Pelemahan ini selaras dengan dominasi saham yang bergerak di zona merah. Tercatat sebanyak 705 saham melemah, 64 saham menguat, dan 48 saham bergerak stagnan.
Aktivitas perdagangan pada sesi pertama berlangsung ramai. Volume transaksi mencapai 19,616 miliar saham dengan nilai turnover Rp 10,778 triliun, serta frekuensi perdagangan sebanyak 1.579.698 kali.
Investment Specialist PT Korea Investment and Sekuritas Indonesia (KISI), Azharys Hardian, menilai tekanan berat ini dipicu aksi jual masif investor asing pada saham-saham berkapitalisasi besar atau big caps.
Aksi lepas saham paling besar melanda PT Dian Swastatika Sentosa Tbk (DSSA), PT Chandra Asri Pacific Tbk (TPIA), dan PT Amman Mineral Internasional Tbk (AMMN).

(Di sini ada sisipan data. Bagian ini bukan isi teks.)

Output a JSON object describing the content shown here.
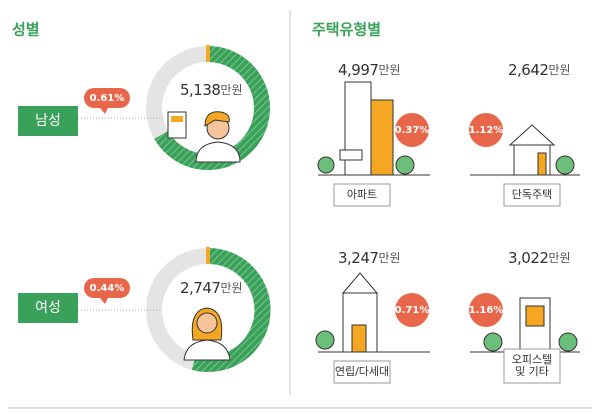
{
  "gender": {
    "title": "성별",
    "items": [
      {
        "label": "남성",
        "amount": "5,138",
        "unit": "만원",
        "rate": "0.61%"
      },
      {
        "label": "여성",
        "amount": "2,747",
        "unit": "만원",
        "rate": "0.44%"
      }
    ]
  },
  "housing": {
    "title": "주택유형별",
    "items": [
      {
        "label": [
          "아파트"
        ],
        "amount": "4,997",
        "unit": "만원",
        "rate": "0.37%"
      },
      {
        "label": [
          "단독주택"
        ],
        "amount": "2,642",
        "unit": "만원",
        "rate": "1.12%"
      },
      {
        "label": [
          "연립/다세대"
        ],
        "amount": "3,247",
        "unit": "만원",
        "rate": "0.71%"
      },
      {
        "label": [
          "오피스텔",
          "및 기타"
        ],
        "amount": "3,022",
        "unit": "만원",
        "rate": "1.16%"
      }
    ]
  }
}
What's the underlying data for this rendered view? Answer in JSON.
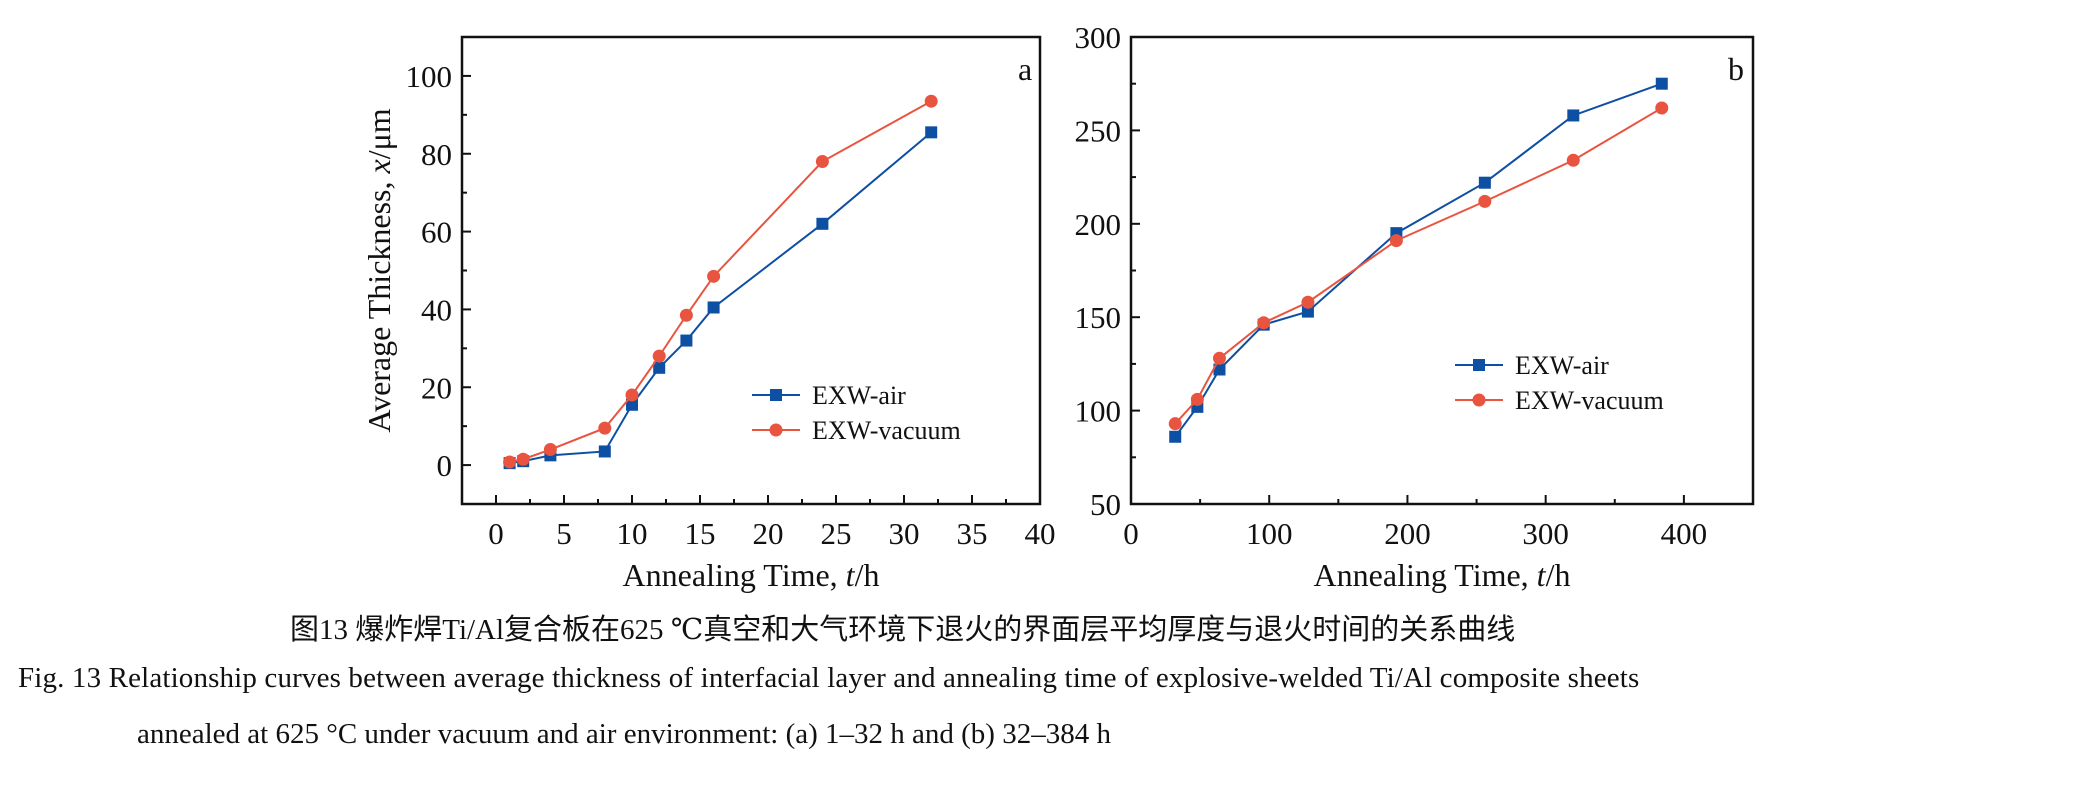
{
  "colors": {
    "air": "#0d4fa3",
    "vacuum": "#e8543f"
  },
  "chart_data": [
    {
      "type": "line",
      "panel_label": "a",
      "xlabel_main": "Annealing Time, ",
      "xlabel_var": "t",
      "xlabel_unit": "/h",
      "ylabel_main": "Average Thickness, ",
      "ylabel_var": "x",
      "ylabel_unit": "/μm",
      "xlim": [
        -2.5,
        40
      ],
      "ylim": [
        -10,
        110
      ],
      "xticks": [
        0,
        5,
        10,
        15,
        20,
        25,
        30,
        35,
        40
      ],
      "yticks": [
        0,
        20,
        40,
        60,
        80,
        100
      ],
      "legend_position": "lower-right",
      "grid": false,
      "series": [
        {
          "name": "EXW-air",
          "marker": "square",
          "x": [
            1,
            2,
            4,
            8,
            10,
            12,
            14,
            16,
            24,
            32
          ],
          "y": [
            0.5,
            1,
            2.5,
            3.5,
            15.5,
            25,
            32,
            40.5,
            62,
            85.5
          ]
        },
        {
          "name": "EXW-vacuum",
          "marker": "circle",
          "x": [
            1,
            2,
            4,
            8,
            10,
            12,
            14,
            16,
            24,
            32
          ],
          "y": [
            0.8,
            1.5,
            4,
            9.5,
            18,
            28,
            38.5,
            48.5,
            78,
            93.5
          ]
        }
      ]
    },
    {
      "type": "line",
      "panel_label": "b",
      "xlabel_main": "Annealing Time, ",
      "xlabel_var": "t",
      "xlabel_unit": "/h",
      "xlim": [
        0,
        450
      ],
      "ylim": [
        50,
        300
      ],
      "xticks": [
        0,
        100,
        200,
        300,
        400
      ],
      "yticks": [
        50,
        100,
        150,
        200,
        250,
        300
      ],
      "legend_position": "center-right",
      "grid": false,
      "series": [
        {
          "name": "EXW-air",
          "marker": "square",
          "x": [
            32,
            48,
            64,
            96,
            128,
            192,
            256,
            320,
            384
          ],
          "y": [
            86,
            102,
            122,
            146,
            153,
            195,
            222,
            258,
            275
          ]
        },
        {
          "name": "EXW-vacuum",
          "marker": "circle",
          "x": [
            32,
            48,
            64,
            96,
            128,
            192,
            256,
            320,
            384
          ],
          "y": [
            93,
            106,
            128,
            147,
            158,
            191,
            212,
            234,
            262
          ]
        }
      ]
    }
  ],
  "caption": {
    "cn": "图13  爆炸焊Ti/Al复合板在625 ℃真空和大气环境下退火的界面层平均厚度与退火时间的关系曲线",
    "en_line1": "Fig. 13  Relationship curves between average thickness of interfacial layer and annealing time of explosive-welded Ti/Al composite sheets",
    "en_line2": "annealed at 625 °C under vacuum and air environment: (a) 1–32 h and (b) 32–384 h"
  }
}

Ketiganya bahkan menyentuh batas auto rejection bawah (ARB).
Kondisi tersebut merupakan imbas dari sentimen negatif setelah deretan saham big caps tersebut didepak dari indeks Morgan Stanley Capital International (MSCI).
"Tekanan berat yang melanda pasar saham saat ini utamanya dipicu oleh aksi jual masif investor asing pada saham-saham big caps seperti DSSA, TPIA, dan AMMN hingga menyentuh batas ARB, seiring sentimen negatif akibat dikeluarkannya saham-saham tersebut dari indeks MSCI," ujar Azharys saat dihubungi Kompas.com, Senin.
Saham AMMN tercatat ambruk 14,86 persen atau turun 550 poin ke posisi Rp 3.150. Saham ini langsung menyentuh batas ARB setelah dibuka di level Rp 3.580 dan sempat bergerak di area tertinggi Rp 3.590.
Tekanan jual AMMN terlihat dari nilai transaksi yang mencapai Rp 293,73 miIiar dengan volume perdagangan sebanyak 912.490 lot. Posisi ARB saham AMMN berada di angka Rp 3.150.
Saham DSSA juga merosot 14,98 persen atau turun 155 poin ke level Rp 880 dan langsung terkunci di batas ARB. DSSA dibuka di Rp 945 dan terus tertekan hingga menyentuh level terendahnya.
Nilai transaksi saham DSSA tercatat sebesar Rp 102,38 miliar dengan volume perdagangan mencapai 1,16 juta lot.
Nasib serupa dialami saham TPIA yang ambruk 14,88 persen atau turun 640 poin ke area Rp 3.660. Emiten petrokimia ini dibuka di angka Rp 3.700 dan sempat menyentuh level tertinggi Rp 3.790 sebelum jatuh ke batas ARB.
Nilai transaksi saham TPIA mencapai Rp 175,19 miliar dengan volume perdagangan sebanyak 474.870 lot.
Azharys mencatat koreksi IHSG semakin dalam setelah saham komoditas utama turut jatuh. Saham PT Aneka Tambang Tbk (ANTM) merosot 11 persen, sementara saham PT Vale Indonesia Tbk (INCO) anjlok 12,76 persen.
Faktor utama lain yang mendorong investor asing melakukan aksi outflow dari pasar domestik adalah pelemahan nilai tukar rupiah terhadap dollar AS.
"Sentimen makro atas melemahnya nilai tukar rupiah ke level Rp17.655 yang menjadi alasan kuat bagi asing untuk melakukan outflow," paparnya.
Meski pasar dilanda kepanikan, Azharys menilai potensi terjadinya trading halt di BEI masih relatif kecil karena batas pemicu penghentian sementara perdagangan masih cukup jauh.
"Terkait kepanikan pasar, potensi terjadinya trading halt cukup kecil, mekanisme trading halt terbilang masih cukup jauh karena baru akan diaktifkan jika indeks terkoreksi sedalam minus 8 persen di level 6.185," tukas dia.